Scattered Technologies

Rich Wareham's rambles through interesting things

Extracting the GPS traces from Horizon's Secret Life of the Cat

The BBC's Horizon programme recently had a special entitled The Secret Life of the Cat which had an associated interactive map on the BBC website. A colleague at work expressed interest in getting the GPS trace data. The result is a GitHub repository with some files in.

Update: As someone who is presumably involved in the original site put it on GitHub: one could always just ask for the data instead of hacking it out. But where is the fun in that?

Update 2: And there's another mashup that Robert Murray made with the same data.

Unfortunately the research project at the Royal Vetinary College does not make the GPS traces available on it's website. This repository contains my efforts to re-engineer the GPS traces from the BBC's interactive map. The results can be seen in the geojson/ and kml/ directories. GitHub now has a direct visualisation feature which means that the GeoJSON files can be viewed inline on a map.

In addition, I've uploaded the KML files generated to a custom Google map.

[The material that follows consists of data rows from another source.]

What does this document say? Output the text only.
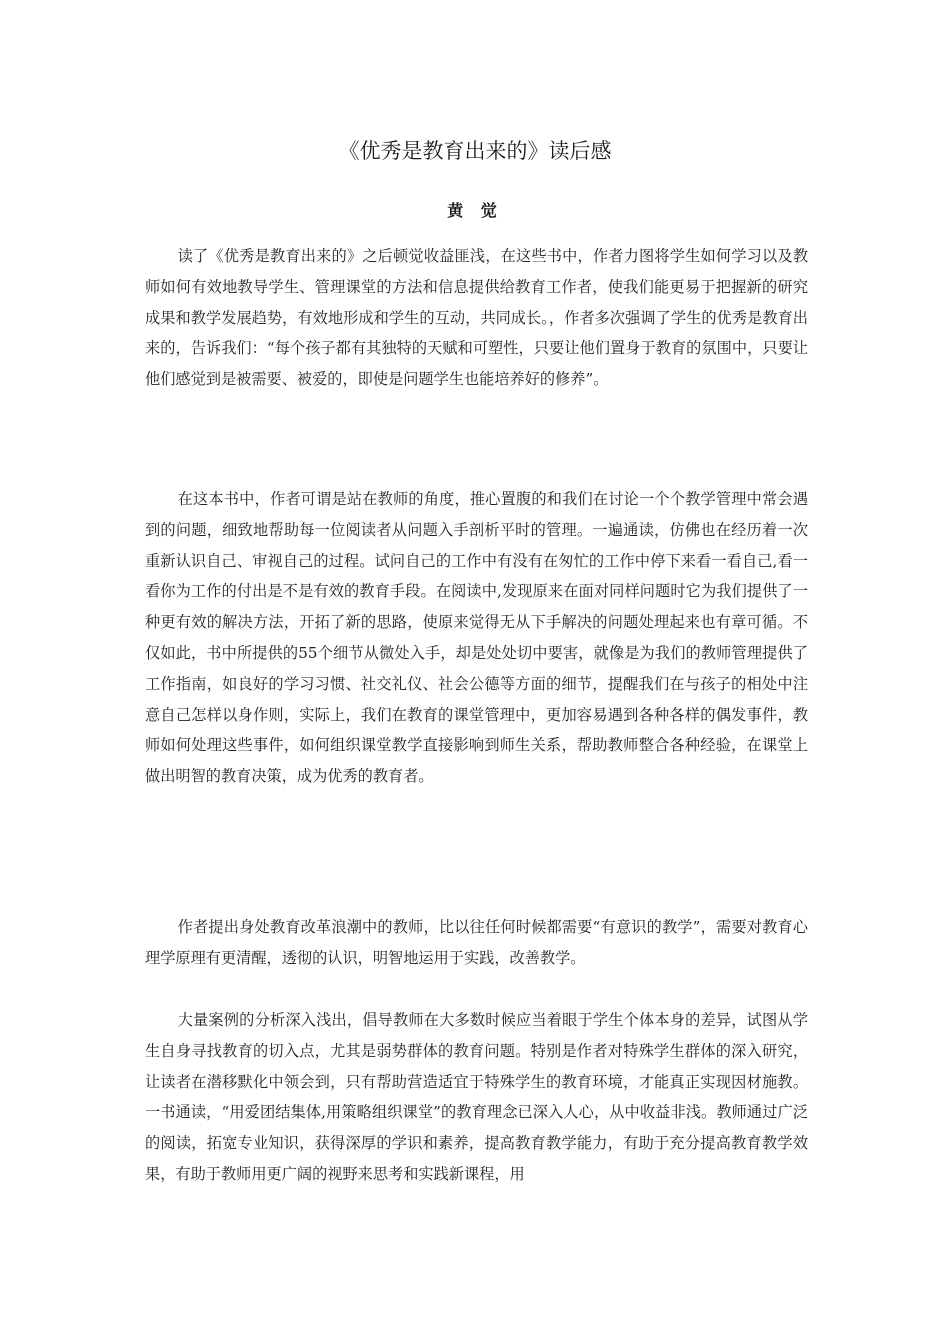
《优秀是教育出来的》读后感
黄 觉

读了《优秀是教育出来的》之后顿觉收益匪浅，在这些书中，作者力图将学生如何学习以及教师如何有效地教导学生、管理课堂的方法和信息提供给教育工作者，使我们能更易于把握新的研究成果和教学发展趋势，有效地形成和学生的互动，共同成长。，作者多次强调了学生的优秀是教育出来的，告诉我们：“每个孩子都有其独特的天赋和可塑性，只要让他们置身于教育的氛围中，只要让他们感觉到是被需要、被爱的，即使是问题学生也能培养好的修养”。

在这本书中，作者可谓是站在教师的角度，推心置腹的和我们在讨论一个个教学管理中常会遇到的问题，细致地帮助每一位阅读者从问题入手剖析平时的管理。一遍通读，仿佛也在经历着一次重新认识自己、审视自己的过程。试问自己的工作中有没有在匆忙的工作中停下来看一看自己,看一看你为工作的付出是不是有效的教育手段。在阅读中,发现原来在面对同样问题时它为我们提供了一种更有效的解决方法，开拓了新的思路，使原来觉得无从下手解决的问题处理起来也有章可循。不仅如此，书中所提供的55个细节从微处入手，却是处处切中要害，就像是为我们的教师管理提供了工作指南，如良好的学习习惯、社交礼仪、社会公德等方面的细节，提醒我们在与孩子的相处中注意自己怎样以身作则，实际上，我们在教育的课堂管理中，更加容易遇到各种各样的偶发事件，教师如何处理这些事件，如何组织课堂教学直接影响到师生关系，帮助教师整合各种经验，在课堂上做出明智的教育决策，成为优秀的教育者。

作者提出身处教育改革浪潮中的教师，比以往任何时候都需要“有意识的教学”，需要对教育心理学原理有更清醒，透彻的认识，明智地运用于实践，改善教学。

大量案例的分析深入浅出，倡导教师在大多数时候应当着眼于学生个体本身的差异，试图从学生自身寻找教育的切入点，尤其是弱势群体的教育问题。特别是作者对特殊学生群体的深入研究，让读者在潜移默化中领会到，只有帮助营造适宜于特殊学生的教育环境，才能真正实现因材施教。一书通读，“用爱团结集体,用策略组织课堂”的教育理念已深入人心，从中收益非浅。教师通过广泛的阅读，拓宽专业知识，获得深厚的学识和素养，提高教育教学能力，有助于充分提高教育教学效果，有助于教师用更广阔的视野来思考和实践新课程，用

If you want to read the Python code that did the re-projection, the web-notebook can be viewed online.

Scraping the website

The excellent Developer Console for Google Chrome revealed that the bulk of the mapping work on the site was being done in one JavaScript file. After beautifying this file and poking around for some data, we can find some JavaScript which creates an object which is in raw-website-data.json in this repository.

This JSON object contains a single array of cat records which itself contains the traces along with timestamps. Success! Well, not quite. The trace positions appear to be in pixel co-ordinates on the detail maps. Fail. Well, not quite. The detail maps themselves are fairly easily exctracted, see the imagery/ directory. Using my own foldbeam program, I downloaded a GeoTIFF of the Sharnley Green area using the following command:

$ foldbeam-render -p 27700 -l 501000 -r 505000 -b 142000 -t 146000 -w 4000 -o imagery/road.tiff

This file is available in the imagery/ directory in this repository. It is the Sarnley Green area. The GeoTIFF is rendered by Foldbeam using OpenStreetMap tiles but re-projected into the British Ordinance Survey Grid. Using the GIMP, I then manually aligned the maps as shown in imagery.road.xcf. Ah, but the individual map images are of the wrong scale. Luckily if you look at the raw website data you see that the number of pixels per metre for each map is recorded. This can be used, as shown in the reprojection.ipynb IPython web notebook, to calculate the appropriate scaling for each layer.

After manual alignment, the location of the maps in the road GeoTIFF is recorded. Some simple manipulation outlined in reprojection.ipynb can then be used to convert pixel locations in the maps to pixel locations in the OpenStreetMap road image. Since Foldbeam saves a GeoTIFF, we can use the Python GDAL wrapper to load the road image in and get the transform from pixel co-ordinates straight into Ordinance Survery grid co-ordinates.

We're nearly there. GeoJSON files by default use WGS84 latitudes and longitudes for storing positions. We again use the Python wrappers to transfrom from one projection to the next. At this point it's a simple job to write out a little GeoJSON file for each cat.

The OGR library comes with a handy little utility that can be used to convert the GeoJSON files into KML files which can be loaded into Google Earth or onto Google Maps. They're generated by a single command:

$ for i in *.geojson; do ogr2ogr -f KML ../kml/`basename $i geojson`kml $i; done

And... we're done.


Unfortunately, I couldn't work out where Orlando, the cat whose map is an insert, is based. If anyone wants to send me a pull-request fixing the map location, I'd be more than happy to accept it.